As repugnantes criaturas privam os seus concidadãos de transportes no Natal e Ano Novo porque… a empresa moveu processos disciplinares a alguns deles… e se propõe anular apenas os que sofram de vícios formais ou materiais.
Isto é, os criminosos recusam todo e qualquer processo disciplinar contra algum deles instaurado. Consideram-se acima dessas coisas. Recusam integrar o comum dos mortais. Têm poder sobre os outros e exercem-no sem quaisquer limites.
Eles, grandes e bem pagos heróis, de quem depende o transporte de gente a quem não devem consideração nem respeito – meros animaizinhos sobre os quais exercem um poder discricionário – são, por definição, anjos puros insusceptíveis de qualquer recriminação, o que significa que o poder de que, de facto, dispõem, lhes permite actuar como muito bem entendam, sem que seja quem for os possa recriminar. Por isso exigem, inchados de razão, estar acima e para além de qualquer processo que não dependa da sua própria autoridade. Processos disciplinares contra eles, nem pensar! Eles proíbem!
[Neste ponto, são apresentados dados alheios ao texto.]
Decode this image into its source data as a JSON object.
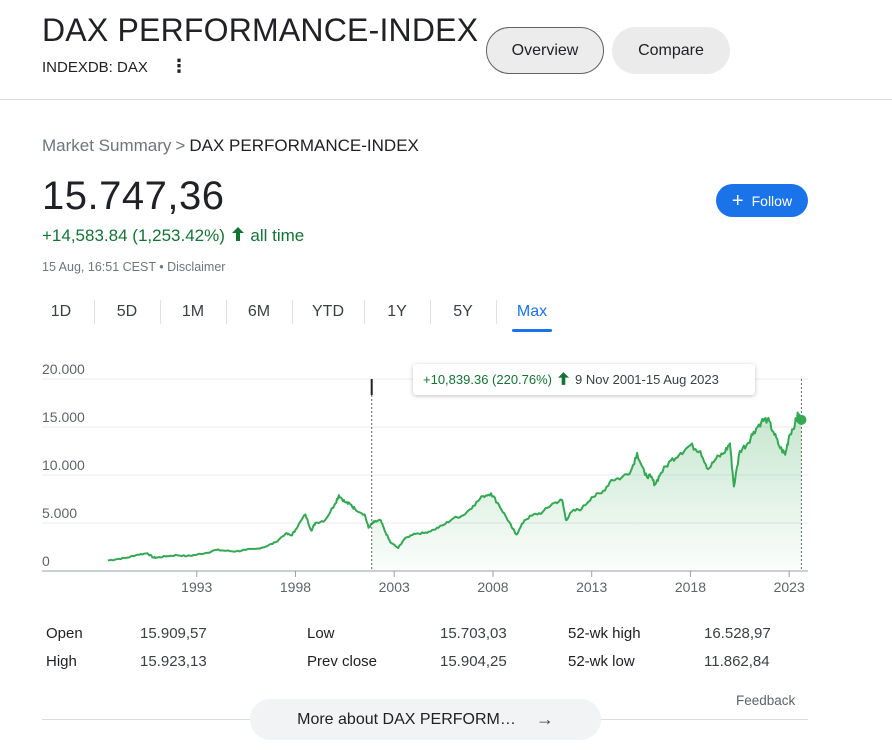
{
  "header": {
    "title": "DAX PERFORMANCE-INDEX",
    "ticker": "INDEXDB: DAX",
    "menu_icon": "more-vert-icon",
    "overview_label": "Overview",
    "compare_label": "Compare"
  },
  "breadcrumb": {
    "root": "Market Summary",
    "separator": ">",
    "current": "DAX PERFORMANCE-INDEX"
  },
  "quote": {
    "price": "15.747,36",
    "change": "+14,583.84 (1,253.42%)",
    "change_arrow": "arrow-up-icon",
    "period": "all time",
    "timestamp": "15 Aug, 16:51 CEST",
    "bullet": "•",
    "disclaimer": "Disclaimer",
    "follow_label": "Follow",
    "follow_icon": "plus-icon"
  },
  "tabs": [
    {
      "label": "1D",
      "active": false
    },
    {
      "label": "5D",
      "active": false
    },
    {
      "label": "1M",
      "active": false
    },
    {
      "label": "6M",
      "active": false
    },
    {
      "label": "YTD",
      "active": false
    },
    {
      "label": "1Y",
      "active": false
    },
    {
      "label": "5Y",
      "active": false
    },
    {
      "label": "Max",
      "active": true
    }
  ],
  "tooltip": {
    "change": "+10,839.36 (220.76%)",
    "arrow": "arrow-up-icon",
    "range": "9 Nov 2001-15 Aug 2023"
  },
  "chart_data": {
    "type": "area",
    "title": "",
    "xlabel": "",
    "ylabel": "",
    "ylim": [
      0,
      20000
    ],
    "xlim": [
      1988.0,
      2023.7
    ],
    "y_ticks": [
      "20.000",
      "15.000",
      "10.000",
      "5.000",
      "0"
    ],
    "y_tick_values": [
      20000,
      15000,
      10000,
      5000,
      0
    ],
    "x_ticks": [
      "1993",
      "1998",
      "2003",
      "2008",
      "2013",
      "2018",
      "2023"
    ],
    "x_tick_values": [
      1993,
      1998,
      2003,
      2008,
      2013,
      2018,
      2023
    ],
    "grid": true,
    "line_color": "#34a853",
    "fill_color": "#34a853",
    "highlight_range": [
      2001.86,
      2023.62
    ],
    "series": [
      {
        "values": [
          [
            1988.5,
            1100
          ],
          [
            1989.0,
            1250
          ],
          [
            1989.5,
            1400
          ],
          [
            1990.0,
            1700
          ],
          [
            1990.5,
            1850
          ],
          [
            1990.8,
            1400
          ],
          [
            1991.0,
            1400
          ],
          [
            1991.5,
            1550
          ],
          [
            1992.0,
            1650
          ],
          [
            1992.5,
            1550
          ],
          [
            1993.0,
            1700
          ],
          [
            1993.5,
            1900
          ],
          [
            1994.0,
            2200
          ],
          [
            1994.5,
            2100
          ],
          [
            1995.0,
            2050
          ],
          [
            1995.5,
            2200
          ],
          [
            1996.0,
            2300
          ],
          [
            1996.5,
            2550
          ],
          [
            1997.0,
            3000
          ],
          [
            1997.5,
            3900
          ],
          [
            1997.8,
            3700
          ],
          [
            1998.0,
            4300
          ],
          [
            1998.5,
            5900
          ],
          [
            1998.8,
            4200
          ],
          [
            1999.0,
            5000
          ],
          [
            1999.5,
            5300
          ],
          [
            2000.0,
            7000
          ],
          [
            2000.2,
            7900
          ],
          [
            2000.5,
            7200
          ],
          [
            2000.8,
            6900
          ],
          [
            2001.0,
            6500
          ],
          [
            2001.5,
            5900
          ],
          [
            2001.7,
            4500
          ],
          [
            2001.86,
            4908
          ],
          [
            2002.0,
            5100
          ],
          [
            2002.3,
            5300
          ],
          [
            2002.5,
            4300
          ],
          [
            2002.8,
            3000
          ],
          [
            2003.2,
            2400
          ],
          [
            2003.5,
            3300
          ],
          [
            2004.0,
            3900
          ],
          [
            2004.5,
            3950
          ],
          [
            2005.0,
            4300
          ],
          [
            2005.5,
            4800
          ],
          [
            2006.0,
            5500
          ],
          [
            2006.5,
            5800
          ],
          [
            2007.0,
            6800
          ],
          [
            2007.5,
            7800
          ],
          [
            2007.9,
            8100
          ],
          [
            2008.3,
            6900
          ],
          [
            2008.7,
            5500
          ],
          [
            2009.0,
            4400
          ],
          [
            2009.2,
            3800
          ],
          [
            2009.6,
            5300
          ],
          [
            2010.0,
            5800
          ],
          [
            2010.5,
            6100
          ],
          [
            2011.0,
            7000
          ],
          [
            2011.5,
            7400
          ],
          [
            2011.7,
            5300
          ],
          [
            2012.0,
            6200
          ],
          [
            2012.5,
            6500
          ],
          [
            2013.0,
            7700
          ],
          [
            2013.5,
            8100
          ],
          [
            2014.0,
            9500
          ],
          [
            2014.5,
            9700
          ],
          [
            2015.0,
            10500
          ],
          [
            2015.3,
            12300
          ],
          [
            2015.7,
            10000
          ],
          [
            2016.0,
            9800
          ],
          [
            2016.2,
            9000
          ],
          [
            2016.5,
            10200
          ],
          [
            2017.0,
            11500
          ],
          [
            2017.5,
            12300
          ],
          [
            2018.0,
            13100
          ],
          [
            2018.5,
            12500
          ],
          [
            2018.9,
            10600
          ],
          [
            2019.3,
            11700
          ],
          [
            2019.7,
            12300
          ],
          [
            2020.0,
            13300
          ],
          [
            2020.2,
            8800
          ],
          [
            2020.5,
            12500
          ],
          [
            2020.9,
            13300
          ],
          [
            2021.2,
            14500
          ],
          [
            2021.6,
            15600
          ],
          [
            2021.9,
            15800
          ],
          [
            2022.2,
            14500
          ],
          [
            2022.5,
            13000
          ],
          [
            2022.8,
            12100
          ],
          [
            2023.0,
            14100
          ],
          [
            2023.3,
            15400
          ],
          [
            2023.45,
            16300
          ],
          [
            2023.62,
            15747
          ]
        ]
      }
    ]
  },
  "stats": [
    {
      "label": "Open",
      "value": "15.909,57"
    },
    {
      "label": "High",
      "value": "15.923,13"
    },
    {
      "label": "Low",
      "value": "15.703,03"
    },
    {
      "label": "Prev close",
      "value": "15.904,25"
    },
    {
      "label": "52-wk high",
      "value": "16.528,97"
    },
    {
      "label": "52-wk low",
      "value": "11.862,84"
    }
  ],
  "footer": {
    "feedback": "Feedback",
    "more_about": "More about DAX PERFORM…",
    "more_arrow": "arrow-right-icon"
  }
}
A greve dos maquinistas da CP no Natal e Ano Novo nada tem a ver com o exercício legítimo do direito à greve, não só porque o motivo alegado é totalmente improcedente como porque, ofendendo com a mais impiedosa brutalidade os direitos dos demais, constitui um desbragado desrespeito pela democracia, pela legitimidade, pela legalidade, pelos direitos humanos, exercido em plena consciência e total ausência de escrúpulo.
Tratando-se de adjectivar esta gente, chamar-lhes trampa é um elogio.